Волк шел долго - почти до вечера. Тыгрынкээв измотался до того, что весь мир сузился в его глазах, и он словно бы смотрел вперед через узкую трубу, в которой было место только для волчьих следов на еще не растаявшем снегу. Тыгрынкээв не ел и не пил четыре дня и теперь жалел об этом - вдруг ему не хватит сил дойти туда, куда его ведет белый волк? Он черпал на ходу ладонью снег и жевал его - помогало. И к вечеру он вышел на берег реки. Тыгрынкээв узнал это место - такой высокий обрыв нависал над рекой только в одном месте на сотни километров вокруг. Вода под этим обрывом была особенно темна и неподвижна; покойный Эквургын утверждал, что видел играющих в омуте чертей, но ему мало кто верил - все знали, что Эквургын видит чертей частенько и объяснения тому были самые прозаичные.
Тыгрынкээв осмотрелся, пытаясь понять, куда ему идти дальше, но волка не увидел. Зато увидел отца - он стоял лицом к обрыву, на самом его краю и смотрел на закат. Тыгрынкээв усмехнулся, подошел к отцу, сел на край обрыва и свесил ноги.
- Ты мог бы взять тупые стрелы, - сказал он, - а кто не увернется, тем вымазать лицо сажей и прогнать из стойбища. Раз настоящих людей так мало осталось, не следует ли их беречь?
Отец посмотрел на сына и Тыгрынкээв вздрогнул, увидев бездну, сочащуюся из его глаз.
- Карем. Не следует, - сказал отец тихо и отвернулся, - настоящих людей осталось столь мало, что их уже бесполезно беречь. А нас - береговых людей - не осталось совсем. Твоя мать была последней женщиной гычурмыкин. Будь у тебя даже сто братьев, они не смогли бы продлить род.
- Почему - была? - спросил Тыгрынкээв. Спросил спокойно, он уже знал ответ и смирился с ним.
- Она умерла. Вчера.
Тыгрынкээв кивнул.
- В школе учитель говорил мне, что кереки живут еще в нескольких стойбищах и даже там, в поселке, было двое кереков.
Отец невесело засмеялся.
- Лиса может назваться вороном, но вороном от этого не станет. Нас всегда было мало, и мы всегда знали друг друга. Больше нет никого. Те, кто сейчас зовет себя гычурмыкинами - либо, в лучшем случае, анкалгакку, либо просто лгут.
Отец замолчал. Так они молчали довольно долгое время - пока громадный красный шар закатного солнца наполовину не опустился за горизонт. Тогда Тыгрынкээв спросил:
- Что теперь? Будем жить, как раньше, пока однажды ты не окажешься быстрее и не убьешь меня?
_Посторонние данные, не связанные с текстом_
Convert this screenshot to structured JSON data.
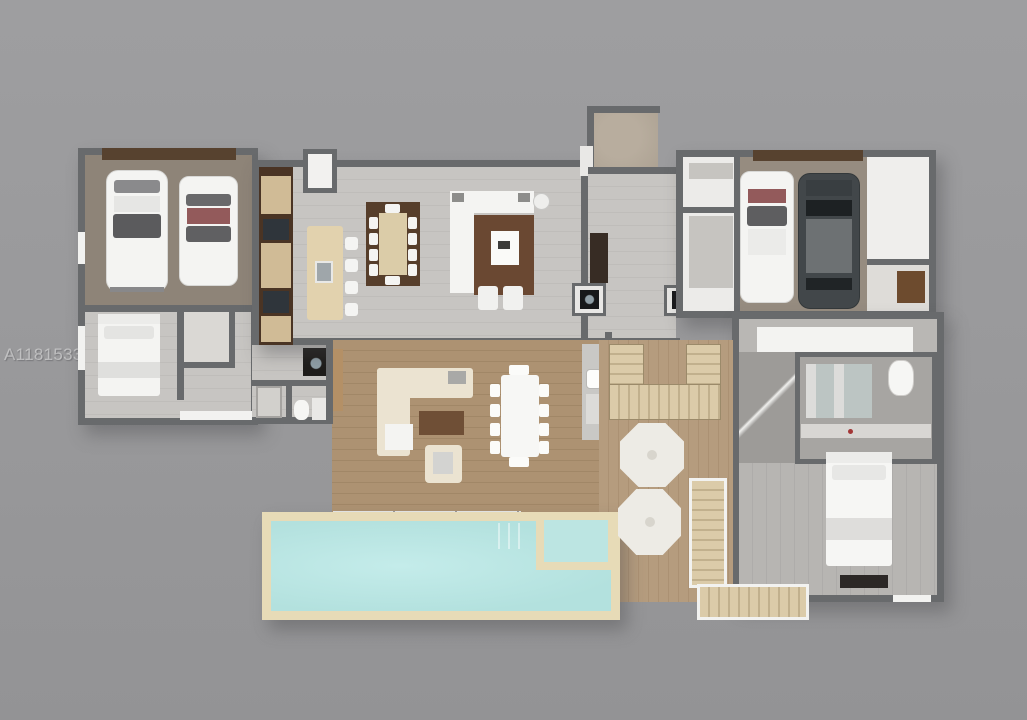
{
  "watermark": {
    "text": "A11815330 © Miami MLS® 2025"
  },
  "scene": {
    "type": "3d-floor-plan-top-view",
    "description": "Single-story home rendering with two garages, open kitchen/living area, family room, primary suite, wood deck and rectangular pool with spa",
    "rooms": [
      {
        "name": "left-garage",
        "contents": "two white cars, brown garage door"
      },
      {
        "name": "guest-bedroom",
        "contents": "double bed with white bedding, closet"
      },
      {
        "name": "guest-bathroom",
        "contents": "shower, toilet, vanity, washer"
      },
      {
        "name": "kitchen",
        "contents": "dark brown wall cabinets, beige island with sink and 4 stools"
      },
      {
        "name": "dining-area",
        "contents": "wood table with 10 white chairs on dark brown rug"
      },
      {
        "name": "living-room",
        "contents": "white L-sectional sofa, coffee table, two ottomans on brown rug"
      },
      {
        "name": "entry-porch",
        "contents": "stone landing with step and door mat"
      },
      {
        "name": "hallway",
        "contents": "dark console, two appliance niches"
      },
      {
        "name": "right-garage",
        "contents": "white car, dark SUV, storage rooms, shelf closet"
      },
      {
        "name": "primary-bathroom",
        "contents": "double vanity with mirror, shower, toilet, white counters"
      },
      {
        "name": "primary-bedroom",
        "contents": "white bed, dark media console, windows"
      },
      {
        "name": "family-room",
        "contents": "cream L-sectional, armchair, white dining table with 10 chairs, bar counter with sink"
      },
      {
        "name": "deck",
        "contents": "two white patio umbrellas, U-shaped staircase, exterior L staircase"
      },
      {
        "name": "pool-area",
        "contents": "rectangular pool with beige coping and attached square spa with steps"
      }
    ],
    "object_counts": {
      "cars": 4,
      "beds": 2,
      "sofas": 2,
      "dining_tables": 2,
      "patio_umbrellas": 2,
      "staircases": 3,
      "toilets": 3
    },
    "colors": {
      "background": "#9a9a9c",
      "walls": "#686a6c",
      "pool_water": "#b5e2df",
      "pool_coping": "#e7dbb7",
      "light_wood_floor": "#c6c4c1",
      "brown_wood_floor": "#ab9171",
      "deck_wood": "#b29979",
      "cabinet_brown": "#4a3424",
      "garage_floor": "#8e8478",
      "garage_door_brown": "#57422f",
      "furniture_white": "#f4f4f2",
      "rug_dark_brown": "#563e2b",
      "suv_dark": "#42474a",
      "accent_red": "#935a5b"
    }
  }
}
- Нет. Испытание закончено, и ты один его выдержал, - он повернул голову и посмотрел на сына, - я бы хотел, чтобы на твоем месте был Титу.
- Я знаю, - кивнул Тыгрынкээв.
Отец отвернулся.
- Ты знаешь, - согласился он, - но я должен был сказать. Это моя вина. Теперь пойдем.
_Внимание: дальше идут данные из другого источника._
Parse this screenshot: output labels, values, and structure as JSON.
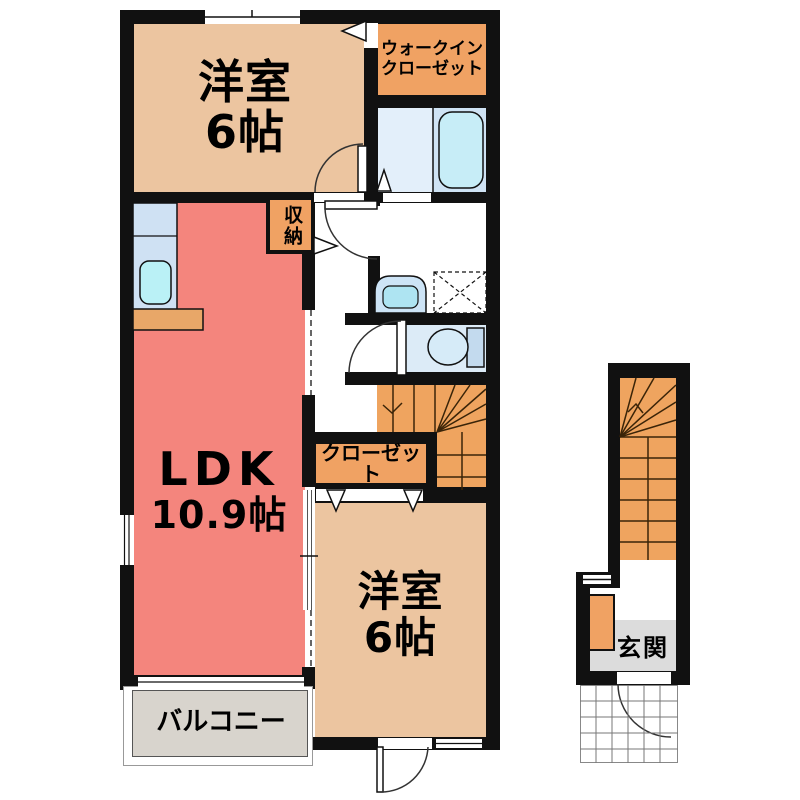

Они спустились с обрыва вниз, в пойму реки, где двое оленей пощипывали пробивающуюся через снег свежую травку. Отец сел в нарты, а Тыгрынкээв замешкался - он всё разглядывал окрестности, надеясь еще раз увидеть белого волка. Хотя и понимал, что не увидит, потому что никакой это был не волк, а дух. Ведь когда Тыгрынкээв обернулся, перед тем как пойти за отцом вниз с обрыва, он не увидел волчьих следов, по которым туда пришел. Из тундры тянулась только одна цепочка следов - его.
К стойбищу подъехали уже после заката. Обессиленный Тыгрынкээв уснул сразу, как заполз в теплый полог, но отец вскоре разбудил его. Тыгрынкээву сначала показалось, что он не успел и глаз сомкнуть, но, посмотрев на отца, понял, что прошло какое-то время. Лицо отца было разрисовано краской, одет он был в длинные шаманские одежды, и на шее висела связка амулетов.
- Что такое? - спросил, поднимаясь, Тыгрынкээв.
- Я думал, что придется ждать, но время уже настало, - сказал отец, - иди, тебя ждут.
- Кто меня ждет? - удивился юноша, подхватывая с пола одежду, но отец остановил его руку.
- Одень это, - и указал на другую стопку одежды. Тыгрынкээв недоуменно поднял первый попавшийся под руку предмет, оказавшийся женской камалейкой. Он узнал её - эту камалейку носила мать.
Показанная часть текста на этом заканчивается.